A: CIV stands for Canine Influenza Virus (H3N8). It was first noted in Florida, when it jumped from horses to greyhounds. Its symptoms are VERY similar to Bordetella and other Upper Respiratory Infections. However, contrary to Bordetella, a pet with CIV is most contagious BEFORE it shows symptoms, making it extremely difficult to diagnose. If a pet is elderly, very young or has a compromised immune system, CIV can result in serious complications. We STRONGLY recommend the vaccine, as cases have been reported in Philadelphia, Maryland and Virginia. Please ask your veterinarian.
Q: What do I do if I think my dog has canine cough?
A: The first thing many people ask is, “Where did my dog catch this?” Many illnesses take several days to incubate between the time of contact and the time symptoms are shown. Pets could become exposed in many situations, through the air, at a pet store, at the veterinarian’s waiting room, from neighbor dogs or from other dogs they played with.
If your dog isn’t well, our priority is finding out what is wrong and how to get them feeling better.
- Pay careful attention to symptoms
- What symptoms are you seeing
- When did you notice the first symptoms
- Does your pet seem to be getting better or worse
- Give us a call at Walkers
- We want to know if anyone who has stayed with us becomes sick so we can use that knowledge to help track and prevent occurrences
- Talk to your veterinarian
- The Bordetella vaccine used at Walkers is guaranteed by the pharmaceutical manufacturer who will pay for testing and treating your pet. Ask your veterinarian if they use a vaccine with a similar guarantee.
Q: Does my pet really need vaccinations? I am concerned they may harm my pet.

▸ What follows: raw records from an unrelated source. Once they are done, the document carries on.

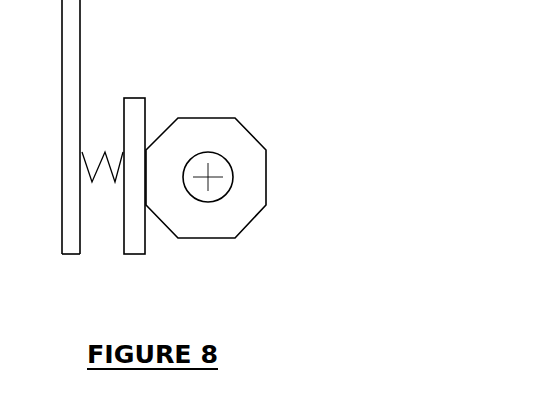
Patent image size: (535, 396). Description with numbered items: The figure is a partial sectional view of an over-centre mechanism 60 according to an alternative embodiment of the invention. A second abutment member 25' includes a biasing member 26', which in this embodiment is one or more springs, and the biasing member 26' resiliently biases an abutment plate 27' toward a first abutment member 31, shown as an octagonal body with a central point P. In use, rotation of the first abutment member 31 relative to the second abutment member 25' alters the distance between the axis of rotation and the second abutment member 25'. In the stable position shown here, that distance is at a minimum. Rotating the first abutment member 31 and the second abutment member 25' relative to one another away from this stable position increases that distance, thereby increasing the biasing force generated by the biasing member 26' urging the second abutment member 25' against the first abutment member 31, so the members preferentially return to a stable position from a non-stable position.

The second abutment member 25' is at (100, 157).
The biasing member 26' is at (122, 96).
The abutment plate 27' is at (175, 149).
The first abutment member 31 is at (238, 209).
The pivot point P is at (210, 177).
The over-centre mechanism 60 is at (277, 160).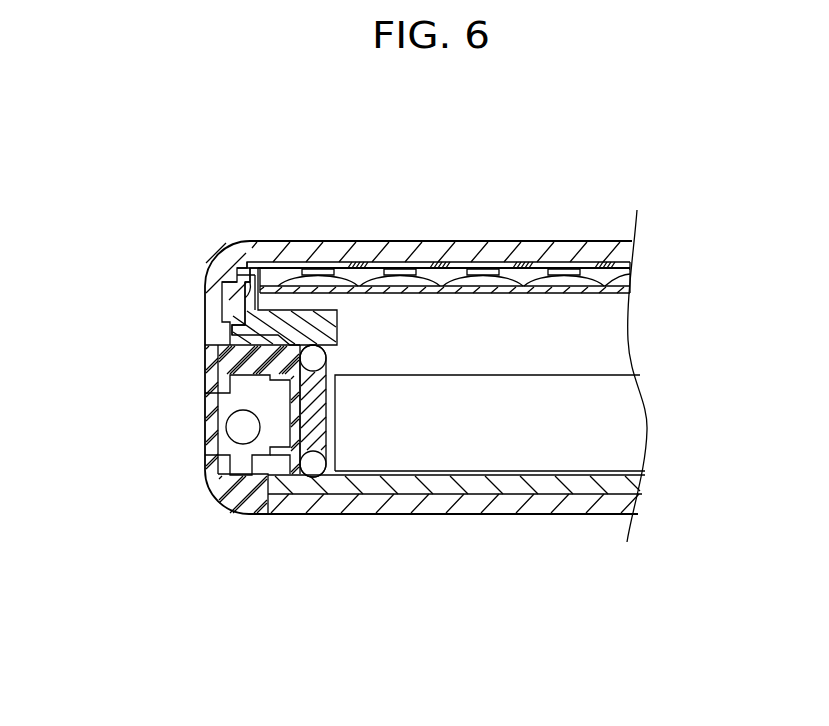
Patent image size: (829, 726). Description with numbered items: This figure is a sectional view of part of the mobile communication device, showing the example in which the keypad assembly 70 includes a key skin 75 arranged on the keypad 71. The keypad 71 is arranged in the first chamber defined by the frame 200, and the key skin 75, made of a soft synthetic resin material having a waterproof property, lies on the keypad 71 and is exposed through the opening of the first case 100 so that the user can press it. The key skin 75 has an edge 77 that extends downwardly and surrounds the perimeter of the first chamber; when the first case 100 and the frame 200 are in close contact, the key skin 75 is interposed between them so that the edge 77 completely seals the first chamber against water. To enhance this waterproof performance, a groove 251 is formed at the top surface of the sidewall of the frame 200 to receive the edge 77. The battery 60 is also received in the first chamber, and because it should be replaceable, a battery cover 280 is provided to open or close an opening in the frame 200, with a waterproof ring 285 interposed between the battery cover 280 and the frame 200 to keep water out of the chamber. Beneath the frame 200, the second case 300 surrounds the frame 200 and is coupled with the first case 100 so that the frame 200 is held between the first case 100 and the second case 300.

The first case 100 is at (388, 236).
The edge 77 is at (242, 269).
The groove 251 is at (232, 292).
The frame 200 is at (350, 326).
The keypad assembly 70 is at (512, 270).
The key skin 75 is at (620, 252).
The keypad 71 is at (620, 301).
The battery cover 280 is at (215, 363).
The waterproof ring 285 is at (314, 466).
The battery 60 is at (486, 443).
The second case 300 is at (561, 521).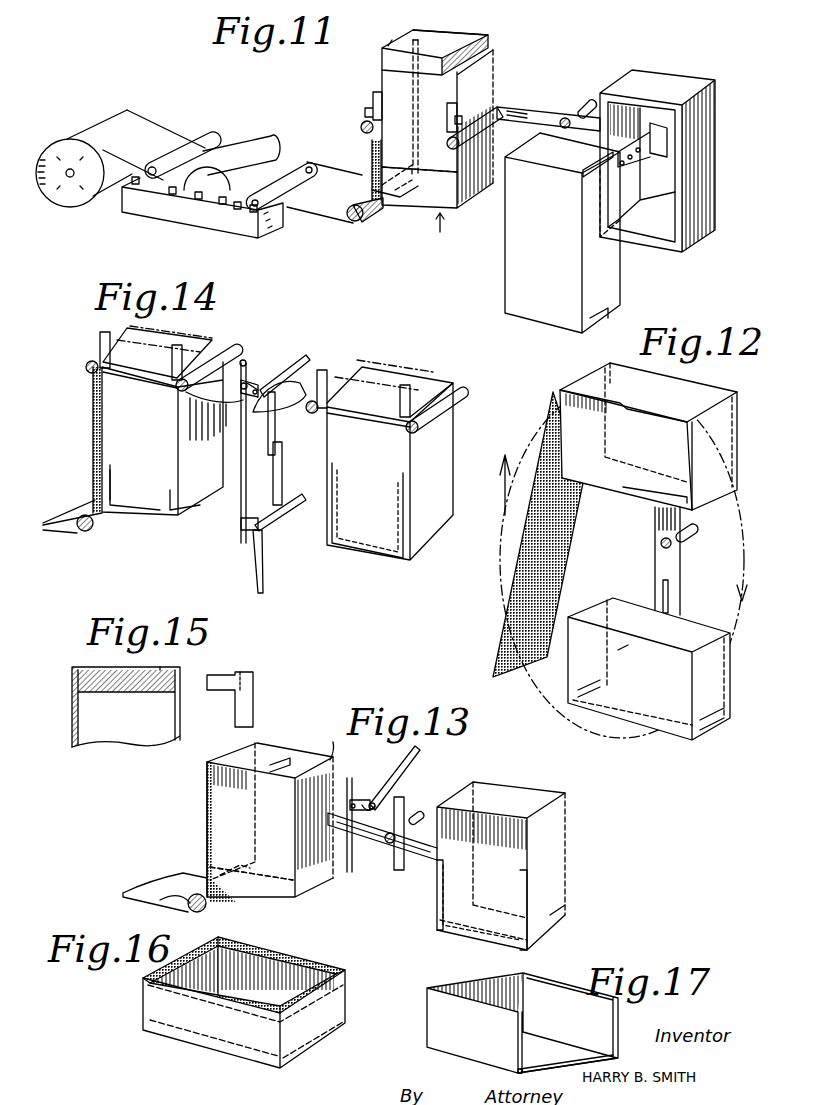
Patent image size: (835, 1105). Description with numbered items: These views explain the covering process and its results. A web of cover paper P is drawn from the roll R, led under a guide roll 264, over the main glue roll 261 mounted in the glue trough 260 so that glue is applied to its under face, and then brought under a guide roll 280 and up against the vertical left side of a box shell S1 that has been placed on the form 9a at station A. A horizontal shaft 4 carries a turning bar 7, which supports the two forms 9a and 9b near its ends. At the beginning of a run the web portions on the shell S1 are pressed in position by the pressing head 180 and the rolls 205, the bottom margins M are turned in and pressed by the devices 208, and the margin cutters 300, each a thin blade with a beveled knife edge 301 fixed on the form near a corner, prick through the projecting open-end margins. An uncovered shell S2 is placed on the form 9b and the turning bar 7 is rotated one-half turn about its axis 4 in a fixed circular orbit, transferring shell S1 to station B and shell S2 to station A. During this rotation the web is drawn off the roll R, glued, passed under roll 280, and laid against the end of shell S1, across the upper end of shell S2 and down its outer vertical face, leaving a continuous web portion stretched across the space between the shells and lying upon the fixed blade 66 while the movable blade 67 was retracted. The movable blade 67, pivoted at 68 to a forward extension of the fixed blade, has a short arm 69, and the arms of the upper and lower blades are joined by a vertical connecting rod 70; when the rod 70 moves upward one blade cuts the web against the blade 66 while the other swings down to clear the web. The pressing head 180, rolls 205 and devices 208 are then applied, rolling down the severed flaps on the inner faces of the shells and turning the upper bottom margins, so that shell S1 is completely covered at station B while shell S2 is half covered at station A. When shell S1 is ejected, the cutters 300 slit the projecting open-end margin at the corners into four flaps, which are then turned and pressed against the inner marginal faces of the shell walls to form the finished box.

In FIG. 11, the roll of cover paper R is at (66, 148).
In FIG. 11, the guide roll 264 is at (199, 140).
In FIG. 11, the main glue roll 261 is at (216, 160).
In FIG. 11, the glue trough 260 is at (153, 205).
In FIG. 11, the cover web P is at (325, 216).
In FIG. 14, the cover web P is at (93, 444).
In FIG. 12, the cover web P is at (508, 620).
In FIG. 13, the cover web P is at (206, 829).
In FIG. 11, the guide roll 280 is at (358, 222).
In FIG. 14, the guide roll 280 is at (81, 532).
In FIG. 13, the guide roll 280 is at (160, 906).
In FIG. 11, the station A is at (429, 117).
In FIG. 14, the station A is at (161, 432).
In FIG. 13, the station A is at (270, 809).
In FIG. 11, the pressing head 180 is at (390, 44).
In FIG. 11, the margin cutter 300 is at (492, 42).
In FIG. 15, the margin cutter 300 is at (178, 668).
In FIG. 11, the bottom cover margin M is at (450, 91).
In FIG. 16, the bottom cover margin M is at (250, 1048).
In FIG. 17, the bottom cover margin M is at (565, 1070).
In FIG. 11, the margin-turning and pressing device 208 is at (372, 96).
In FIG. 11, the pressing roll 205 is at (361, 125).
In FIG. 14, the pressing roll 205 is at (85, 368).
In FIG. 11, the turning bar 7 is at (547, 110).
In FIG. 12, the turning bar 7 is at (682, 562).
In FIG. 13, the turning bar 7 is at (375, 846).
In FIG. 11, the horizontal shaft 4 is at (586, 100).
In FIG. 12, the horizontal shaft 4 is at (697, 529).
In FIG. 13, the horizontal shaft 4 is at (418, 812).
In FIG. 11, the station B is at (669, 161).
In FIG. 14, the station B is at (385, 466).
In FIG. 13, the station B is at (501, 857).
In FIG. 11, the form 9b is at (716, 195).
In FIG. 14, the form 9b is at (174, 515).
In FIG. 11, the box shell S1 is at (418, 200).
In FIG. 14, the box shell S1 is at (393, 558).
In FIG. 12, the box shell S1 is at (618, 488).
In FIG. 13, the box shell S1 is at (455, 920).
In FIG. 11, the form 9a is at (443, 232).
In FIG. 11, the box shell S2 is at (541, 318).
In FIG. 14, the box shell S2 is at (130, 512).
In FIG. 12, the box shell S2 is at (655, 720).
In FIG. 13, the box shell S2 is at (270, 890).
In FIG. 14, the connecting rod 70 is at (240, 500).
In FIG. 13, the connecting rod 70 is at (349, 875).
In FIG. 14, the short arm 69 is at (250, 383).
In FIG. 13, the short arm 69 is at (355, 798).
In FIG. 14, the pivot 68 is at (262, 390).
In FIG. 13, the pivot 68 is at (373, 800).
In FIG. 14, the movable blade 67 is at (308, 357).
In FIG. 13, the movable blade 67 is at (416, 752).
In FIG. 14, the fixed cutter blade 66 is at (278, 520).
In FIG. 13, the fixed cutter blade 66 is at (410, 800).
In FIG. 15, the beveled knife edge 301 is at (160, 667).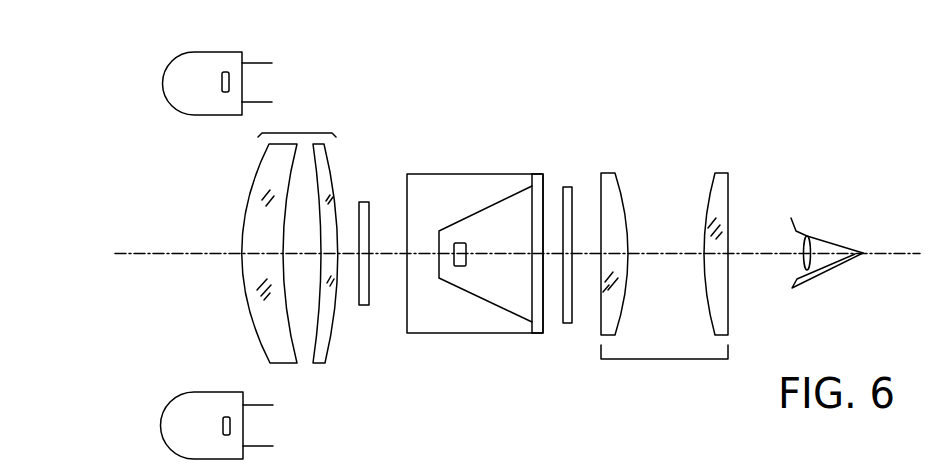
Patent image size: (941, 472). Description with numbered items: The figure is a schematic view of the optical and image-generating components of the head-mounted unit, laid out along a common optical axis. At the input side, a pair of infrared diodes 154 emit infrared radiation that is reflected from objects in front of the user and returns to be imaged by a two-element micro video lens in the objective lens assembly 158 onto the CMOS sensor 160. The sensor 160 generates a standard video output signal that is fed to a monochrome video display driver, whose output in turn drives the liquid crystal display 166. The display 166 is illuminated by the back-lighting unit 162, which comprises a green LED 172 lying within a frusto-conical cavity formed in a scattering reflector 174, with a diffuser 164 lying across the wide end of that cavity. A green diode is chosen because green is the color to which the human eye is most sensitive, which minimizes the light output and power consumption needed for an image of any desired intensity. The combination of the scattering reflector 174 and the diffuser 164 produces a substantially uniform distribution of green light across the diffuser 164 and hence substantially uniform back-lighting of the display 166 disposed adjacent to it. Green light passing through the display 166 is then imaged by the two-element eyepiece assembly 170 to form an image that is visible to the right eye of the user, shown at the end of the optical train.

A: Some pets may have health issues with some vaccinations. If this is the case, we will accept Titers certificate or a letter from your veterinarian addressing the issue and clearing your pet for a stay with us.
Q: Are there any other medical precautions I should take before my pet's stay?
A: Beyond our veterinary requirements, we strongly recommend the following for the care of your pet whether they are at Walkers or at home:
- A year round flea and tick preventive such as Frontline Plus or a Seresto collar.